With Al₂O₃As carrier, Pt loading 0.5%, Sn loading 0.6%, CeO₂The loading amount of the medium Ce element is 2.7 percent, and ZrO is₂The loading amount of the medium Zr element is 2 percent, and MnO is₂The supported amount of the medium Mn element was 0.3% (Ce/Zr/Mn molar ratio: 0.42/0.46/0.12), and 14.1mg of H was added₂PtCl₆·6H₂O、12.1mg SnCl₂·2H₂O、89.1mg Ce(NO₃)₃·6H₂O、100.5mg Zr(NO₃)₄·5H₂O and 14.6mg Mn (NO)₃)₂·4H₂O was dissolved in 1mL of anhydrous ethanol, and the resulting solution was mixed with 1.0g of Al₂O₃Mixing the powder, standing for 6h at room temperature, drying for 4h in a blast oven at 80 ℃, roasting for 4h at 550 ℃ in a muffle furnace, naturally cooling to room temperature, tabletting, granulating, and sieving with a 40-60-mesh sieve to obtain the catalyst, wherein the catalyst is recorded as 0.5% of Pt, 0.6% of Sn, 2.7% of Ce, 2% of Zr and 0.3% of Mn/Al₂O₃。

The catalysts prepared in comparative examples 1-2 and examples 1-10 are used for catalyzing the reaction of oxidizing propane by carbon dioxide and dehydrogenating the propane by hydrogen to prepare propylene and synthesis gas, and the specific test method is as follows:

putting 500mg of 40-60 mesh catalyst into a quartz tube of a fixed bed reactor, and introducing H into the reactor₂Mixed gas with Ar in a volume ratio of 1:9, and the flow rate is 50 mL/min^-1At 5 ℃ in min^-1The temperature rising rate is increased from room temperature to 500 ℃, and after the temperature is stable, the reduction is continued for 1 hour. Then the gas mixture is turned off, Ar is switched to 5 ℃ min^-1The temperature is raised to 600 ℃, after the temperature is stable, the reaction gas is switched to N₂As an internal standard gas, the reaction gas is CO₂、C₃H₈、H₂Mixed gas of (1: 1: 1) by volume ratio of CO₂、C₃H₈、H₂And N₂The flow rates of (A) are 16, 16 and 2 mL. min^-1The total flow rate of the reaction gas was 50 mL/min^-1And reacting under the condition that P is 0.1 MPa.
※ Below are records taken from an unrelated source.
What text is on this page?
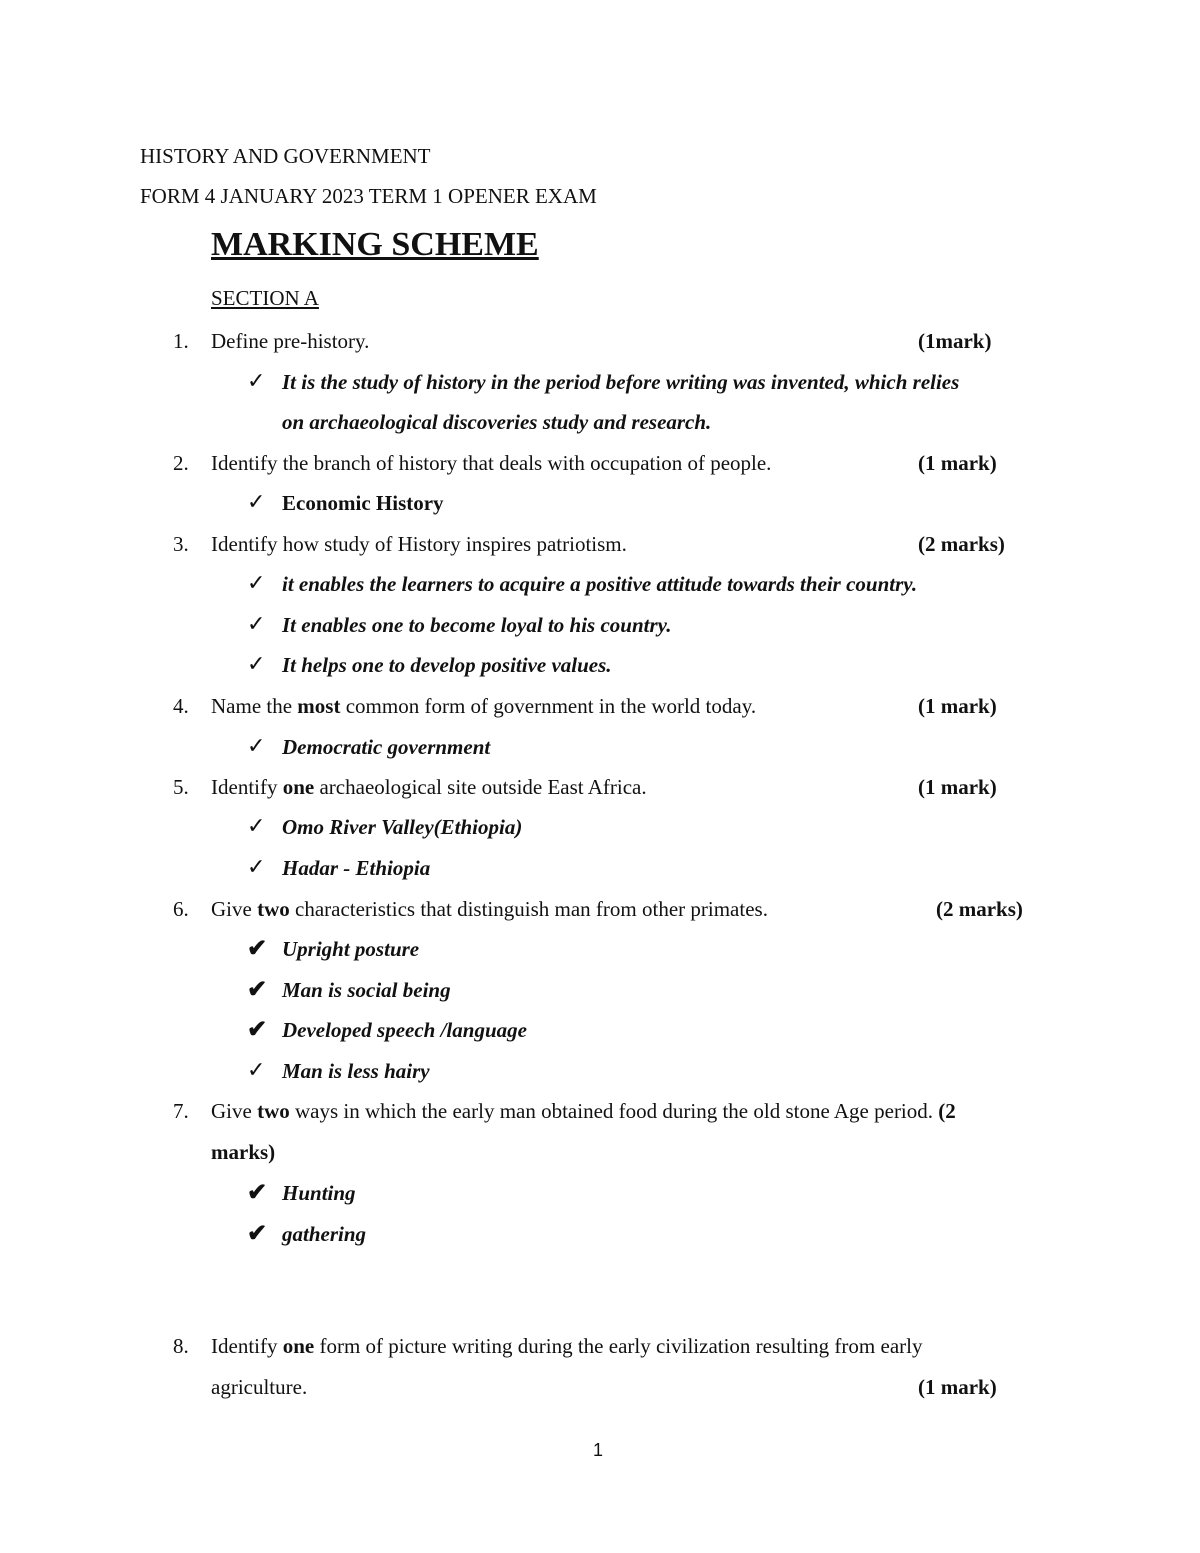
HISTORY AND GOVERNMENT
FORM 4 JANUARY 2023 TERM 1 OPENER EXAM
MARKING SCHEME
SECTION A
1. Define pre-history.	(1mark)
✓ It is the study of history in the period before writing was invented, which relies
on archaeological discoveries study and research.
2. Identify the branch of history that deals with occupation of people.	(1 mark)
✓ Economic History
3. Identify how study of History inspires patriotism.	(2 marks)
✓ it enables the learners to acquire a positive attitude towards their country.
✓ It enables one to become loyal to his country.
✓ It helps one to develop positive values.
4. Name the most common form of government in the world today.	(1 mark)
✓ Democratic government
5. Identify one archaeological site outside East Africa.	(1 mark)
✓ Omo River Valley(Ethiopia)
✓ Hadar - Ethiopia
6. Give two characteristics that distinguish man from other primates.	(2 marks)
✔ Upright posture
✔ Man is social being
✔ Developed speech /language
✓ Man is less hairy
7. Give two ways in which the early man obtained food during the old stone Age period. (2
marks)
✔ Hunting
✔ gathering
8. Identify one form of picture writing during the early civilization resulting from early
agriculture.	(1 mark)
1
The reactor effluent was analyzed on a gas chromatograph model PANNA a91 Plus, manufactured by chango instruments ltd. The main product of the reaction is CO₂、CO、CH₄、C₂H₆、C₂H₄、C₃H₈、C₃H₆、H₂. Using Ar as chromatographic column carrier gas, TCD for CO analysis₂、CO、H₂Content of (1), FID is CH analysis₄、C₂H₄、C₂H₆、C₃H₆、C₃H₈The content of (a). To make a quantitative comparison of the stability of the catalysts, the relative deactivation rate R (R ═ X) of the different catalysts was calculated₅-X₈₀)/X₅×100％，X₅And X₈₀Representing the propane conversion after 5min and 80min of reaction respectively), wherein a larger value of R indicates a faster deactivation of the catalyst, i.e. a less stable catalyst. The results are shown in Table 1.

TABLE 1

As can be seen from table 1, compared with comparative examples 1 and 2 of the conventional catalyst, the catalyst modified by metal oxide according to the present invention can significantly improve the conversion rate and stability of propane and carbon dioxide while maintaining high propylene selectivity for the reaction of producing propylene and synthesis gas by dehydrogenating propane oxide with hydrogen. More importantly, by introducing the metal oxide, the hydrogen production is significantly increased, and the yield of the synthesis gas is improved.